Bauman’s theory of post-modernity in brief is that, he does not throw out the ideas produced by sociology, but moderately quarrels that sociology must connect “with a new object, a different kind of situation”; post-modernity. Sociology has itself to revise internally in a number of respects.
It too has to own up to “hitherto controversial alliances with politics and ethics”. “But it still seeks systematic understanding of the social world, now dominated by choice, pluralism and fresh forms of power”. (Lyon, 2000)

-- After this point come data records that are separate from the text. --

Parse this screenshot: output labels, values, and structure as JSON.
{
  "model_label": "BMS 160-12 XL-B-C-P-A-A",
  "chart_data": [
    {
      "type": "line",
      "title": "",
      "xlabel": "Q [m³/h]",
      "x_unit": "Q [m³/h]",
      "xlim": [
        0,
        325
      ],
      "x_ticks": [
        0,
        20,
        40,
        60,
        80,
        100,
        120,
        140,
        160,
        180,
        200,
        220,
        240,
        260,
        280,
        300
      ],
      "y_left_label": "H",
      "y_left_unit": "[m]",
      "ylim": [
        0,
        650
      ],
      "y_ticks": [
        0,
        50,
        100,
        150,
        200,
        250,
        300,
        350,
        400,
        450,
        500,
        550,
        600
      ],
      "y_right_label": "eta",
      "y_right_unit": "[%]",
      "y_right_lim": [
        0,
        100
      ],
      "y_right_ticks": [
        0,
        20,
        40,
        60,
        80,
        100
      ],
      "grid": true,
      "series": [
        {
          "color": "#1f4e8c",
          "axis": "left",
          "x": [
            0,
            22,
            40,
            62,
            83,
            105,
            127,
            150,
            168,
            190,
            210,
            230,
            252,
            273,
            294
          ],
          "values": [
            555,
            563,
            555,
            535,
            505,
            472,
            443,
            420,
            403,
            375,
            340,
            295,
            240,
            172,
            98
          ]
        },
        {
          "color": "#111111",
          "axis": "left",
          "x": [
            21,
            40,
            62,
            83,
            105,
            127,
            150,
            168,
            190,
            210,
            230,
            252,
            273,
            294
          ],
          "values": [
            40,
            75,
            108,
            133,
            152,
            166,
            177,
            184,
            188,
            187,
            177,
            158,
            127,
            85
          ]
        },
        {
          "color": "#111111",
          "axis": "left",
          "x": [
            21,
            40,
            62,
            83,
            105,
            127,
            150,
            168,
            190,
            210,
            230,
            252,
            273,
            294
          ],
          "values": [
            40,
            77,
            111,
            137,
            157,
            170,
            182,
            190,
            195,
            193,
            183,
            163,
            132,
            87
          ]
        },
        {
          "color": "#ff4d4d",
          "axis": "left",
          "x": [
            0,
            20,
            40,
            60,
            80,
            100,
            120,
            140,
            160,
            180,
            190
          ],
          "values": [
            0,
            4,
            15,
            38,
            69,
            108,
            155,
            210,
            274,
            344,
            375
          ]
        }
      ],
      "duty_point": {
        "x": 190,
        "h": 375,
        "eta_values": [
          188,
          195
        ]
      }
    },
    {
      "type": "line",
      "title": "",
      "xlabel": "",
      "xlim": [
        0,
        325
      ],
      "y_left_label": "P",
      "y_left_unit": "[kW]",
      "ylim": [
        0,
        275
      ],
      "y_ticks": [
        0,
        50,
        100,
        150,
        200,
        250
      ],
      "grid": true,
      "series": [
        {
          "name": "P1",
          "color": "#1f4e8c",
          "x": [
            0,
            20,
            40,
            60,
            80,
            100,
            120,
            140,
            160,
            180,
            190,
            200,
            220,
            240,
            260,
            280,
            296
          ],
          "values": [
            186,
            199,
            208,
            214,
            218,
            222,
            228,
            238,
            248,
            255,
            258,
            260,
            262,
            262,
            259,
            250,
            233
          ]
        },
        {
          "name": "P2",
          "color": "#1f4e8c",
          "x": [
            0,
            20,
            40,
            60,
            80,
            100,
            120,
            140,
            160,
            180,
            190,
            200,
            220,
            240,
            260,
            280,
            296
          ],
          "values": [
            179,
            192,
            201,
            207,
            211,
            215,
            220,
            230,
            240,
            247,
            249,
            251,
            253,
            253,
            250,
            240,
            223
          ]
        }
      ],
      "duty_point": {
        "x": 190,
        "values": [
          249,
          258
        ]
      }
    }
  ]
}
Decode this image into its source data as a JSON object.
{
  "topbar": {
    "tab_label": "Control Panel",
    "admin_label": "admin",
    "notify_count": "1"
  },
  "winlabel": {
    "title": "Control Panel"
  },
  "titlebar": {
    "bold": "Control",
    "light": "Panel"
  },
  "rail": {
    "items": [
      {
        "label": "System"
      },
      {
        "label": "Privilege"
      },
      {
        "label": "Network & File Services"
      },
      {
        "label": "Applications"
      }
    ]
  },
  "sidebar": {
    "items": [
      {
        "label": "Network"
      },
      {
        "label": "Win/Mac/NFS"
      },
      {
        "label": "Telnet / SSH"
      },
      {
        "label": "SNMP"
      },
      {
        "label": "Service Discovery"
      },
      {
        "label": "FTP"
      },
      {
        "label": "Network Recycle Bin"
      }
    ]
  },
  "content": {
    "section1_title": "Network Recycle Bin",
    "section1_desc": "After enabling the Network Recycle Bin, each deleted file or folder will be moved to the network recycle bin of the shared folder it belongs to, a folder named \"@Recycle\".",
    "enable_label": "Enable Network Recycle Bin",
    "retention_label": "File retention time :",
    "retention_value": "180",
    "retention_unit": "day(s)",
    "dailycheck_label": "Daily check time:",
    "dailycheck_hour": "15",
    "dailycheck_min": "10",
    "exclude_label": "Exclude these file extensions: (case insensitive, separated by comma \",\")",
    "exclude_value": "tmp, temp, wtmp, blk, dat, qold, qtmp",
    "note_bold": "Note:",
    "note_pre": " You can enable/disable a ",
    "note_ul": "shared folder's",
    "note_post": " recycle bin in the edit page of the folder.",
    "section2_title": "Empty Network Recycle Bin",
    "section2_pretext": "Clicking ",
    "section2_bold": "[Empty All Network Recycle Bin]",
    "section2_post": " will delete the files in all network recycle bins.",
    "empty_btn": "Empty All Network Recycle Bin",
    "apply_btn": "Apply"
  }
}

He also focused his consideration to religion, in his book entitled “Post-modernity and its Discontents” (Bauman, 1997). It contains a chapter on post-modern religion, which talks about its prospects. He acknowledges that modernity was all about ‘doing without God’, and that “the look for compensations and substitutes does not seem to have slowed. But he makes a point of isolating fundamentalism as a post-modern form of religion, seeing in it the offer of relief from the agonies choice confronting inhabitants of contemporary consumerist cultures”.
Bauman’s view of politics could be related to religion: it ‘cannot be kept outside the basic theoretical model as an epiphenomenon, a super structural reflection or belatedly formed, intellectually processed derivative’ (Bauman, 1992:196)
“Whereas Bauman sees in fundamentalism relief from choice provided by fresh forms of authority, he fails to note that many fairly conventional forms of religion as well as the more obvious New Age movements also appropriate and adapt to the cultures of choice and expressive individualism discovered in post-modernity”.
Post-modernity is a notion used to depict contemporary social circumstances in which the focus has been put on consumerism, information technology and communication. Zygmunt Bauman’s theory of post-modernity is argued to be the most comprehensive, as it doesn’t necessitate discarding sociological analysis. It does suggest that a novel social scheme is in construction.
However, other theorists dispute that the “real debate is over modernity, which may be seen variously as completed (global age) or incomplete (high modernity)”. (Lyon, 2000). Post-modernity assists us to concentrate on vital parts of social change that are “long- term and global, as do terms such as global age or informational age-but accents the cultural”. (Lyon, 2000) The edifying twist designated by post-modernity is importantly noteworthy but at present plays inadequate notice to religion or faith.
In difference to modernist and postmodernist perspectives, there is in addition disagreement that humankind does have an apparent fate but it is one that is condemned to disappointment and collapse. In his negative outlook of the future, “Paul Kennedy (1993) argues the case for a world divided by crisis, domination and ecological decline”. (Marsh, 2000)
Post modernism proposes that the look for a definitive answer and analysis of and for the society in which we live is an endeavour fated to breakdown. This viewpoint disputes that all theoretical texts are valid, with no single perspective having superiority over another.